The transaction is expected to close in the third quarter of 2015. Upon closing of the transaction, Pioneer will no longer receive its share of the cash flow generated by the EFS Midstream business, which was forecasted to be more than $100 million in 2015. The loss of this cash flow will result in an increase to Pioneer’s Eagle Ford Shale production costs of approximately $3.00 per barrel oil equivalent (boe) and total corporate production costs of approximately $0.75 per boe.
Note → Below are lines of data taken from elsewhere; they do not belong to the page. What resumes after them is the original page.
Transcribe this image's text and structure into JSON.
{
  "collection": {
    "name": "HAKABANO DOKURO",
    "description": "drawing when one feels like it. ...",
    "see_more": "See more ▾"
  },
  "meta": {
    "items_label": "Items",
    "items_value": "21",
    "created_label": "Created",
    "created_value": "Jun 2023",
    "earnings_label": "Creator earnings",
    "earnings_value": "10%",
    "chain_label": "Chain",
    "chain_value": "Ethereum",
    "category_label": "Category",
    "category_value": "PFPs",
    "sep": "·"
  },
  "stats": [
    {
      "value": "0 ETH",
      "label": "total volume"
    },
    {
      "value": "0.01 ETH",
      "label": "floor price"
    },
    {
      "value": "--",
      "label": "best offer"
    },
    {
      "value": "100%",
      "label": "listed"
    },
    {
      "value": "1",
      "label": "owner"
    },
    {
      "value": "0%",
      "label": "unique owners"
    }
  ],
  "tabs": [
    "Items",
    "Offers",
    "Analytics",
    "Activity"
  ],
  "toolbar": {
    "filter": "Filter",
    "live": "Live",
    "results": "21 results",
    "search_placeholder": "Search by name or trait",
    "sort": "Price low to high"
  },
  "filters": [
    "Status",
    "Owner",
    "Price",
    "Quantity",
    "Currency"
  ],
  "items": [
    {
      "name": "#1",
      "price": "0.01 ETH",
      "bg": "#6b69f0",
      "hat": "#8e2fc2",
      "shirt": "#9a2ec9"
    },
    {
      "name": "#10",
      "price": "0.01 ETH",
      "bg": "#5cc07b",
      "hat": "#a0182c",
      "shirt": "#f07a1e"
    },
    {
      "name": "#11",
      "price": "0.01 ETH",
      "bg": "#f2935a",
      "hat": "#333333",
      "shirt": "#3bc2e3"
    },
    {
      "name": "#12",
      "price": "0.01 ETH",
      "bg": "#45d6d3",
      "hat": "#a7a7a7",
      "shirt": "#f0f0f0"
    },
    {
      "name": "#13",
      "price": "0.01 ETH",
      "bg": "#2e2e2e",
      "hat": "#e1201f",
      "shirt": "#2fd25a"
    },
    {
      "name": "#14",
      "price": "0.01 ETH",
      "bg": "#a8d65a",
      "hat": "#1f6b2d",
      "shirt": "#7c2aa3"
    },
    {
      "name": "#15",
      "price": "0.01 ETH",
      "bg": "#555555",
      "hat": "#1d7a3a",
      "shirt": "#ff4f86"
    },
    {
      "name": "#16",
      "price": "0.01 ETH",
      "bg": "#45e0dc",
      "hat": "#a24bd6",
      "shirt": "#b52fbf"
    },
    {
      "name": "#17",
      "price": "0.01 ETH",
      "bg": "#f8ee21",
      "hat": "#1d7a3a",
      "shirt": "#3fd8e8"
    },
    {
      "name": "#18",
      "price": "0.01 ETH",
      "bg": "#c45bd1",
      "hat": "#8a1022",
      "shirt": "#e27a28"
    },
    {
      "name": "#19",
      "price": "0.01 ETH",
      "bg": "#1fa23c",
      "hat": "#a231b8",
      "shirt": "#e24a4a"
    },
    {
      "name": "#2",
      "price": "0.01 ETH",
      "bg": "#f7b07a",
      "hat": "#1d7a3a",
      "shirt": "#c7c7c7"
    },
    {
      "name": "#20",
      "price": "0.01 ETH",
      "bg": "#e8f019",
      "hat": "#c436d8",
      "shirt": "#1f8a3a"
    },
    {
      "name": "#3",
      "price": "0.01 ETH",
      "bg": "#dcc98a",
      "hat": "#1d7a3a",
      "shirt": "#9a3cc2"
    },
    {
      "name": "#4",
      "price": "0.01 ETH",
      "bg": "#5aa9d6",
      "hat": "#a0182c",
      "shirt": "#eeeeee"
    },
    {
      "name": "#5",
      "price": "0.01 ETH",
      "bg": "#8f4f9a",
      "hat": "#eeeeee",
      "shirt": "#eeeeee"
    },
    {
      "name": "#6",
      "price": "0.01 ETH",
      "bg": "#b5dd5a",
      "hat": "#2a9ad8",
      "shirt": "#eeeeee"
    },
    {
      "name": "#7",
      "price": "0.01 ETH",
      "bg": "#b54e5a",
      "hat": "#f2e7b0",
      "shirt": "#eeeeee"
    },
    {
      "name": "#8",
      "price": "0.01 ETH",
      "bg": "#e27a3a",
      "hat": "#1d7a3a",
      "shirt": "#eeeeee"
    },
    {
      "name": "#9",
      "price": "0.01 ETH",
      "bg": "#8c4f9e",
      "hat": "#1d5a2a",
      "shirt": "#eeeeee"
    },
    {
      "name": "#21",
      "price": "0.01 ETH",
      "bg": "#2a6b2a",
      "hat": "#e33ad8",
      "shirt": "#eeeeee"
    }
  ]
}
The EFS Midstream business was formed in 2010 to construct facilities to provide gathering and handling services for condensate and gas produced from wells in the Eagle Ford Shale. The EFS Midstream system currently consists of 10 central gathering plants and approximately 460 miles of pipelines. The system gathers and separates produced condensate from produced gas. It also stabilizes the condensate, where necessary, and treats the gas. These services are provided for the Eagle Ford Shale upstream joint development operated by Pioneer (Pioneer–46%, Reliance–45%, and Newpek LLC–9%) and for various third parties.

Resetting the business to stay profitable
Following news of the deal, Wunderlich Securities analyts reiterated a Buy rating for Pioneer, noting the company has "effectively resumed its growth trajectory and reset its business to stay profitable even at today’s commodity pricing."

We are impressed by PXD’s ability to monetize its mid-stream assets and redeploy the cash towards ramping up its rig count. To start 2016 with the same rig count as pre-crash level is outstanding, in our view. The company has used this downturn to compress costs and enhance its margin. In addition, PXD continues to hedge its production, which is really important, as the only likelihood, we believe, is more volatility in crude, liquids, and gas prices," the analysts continued.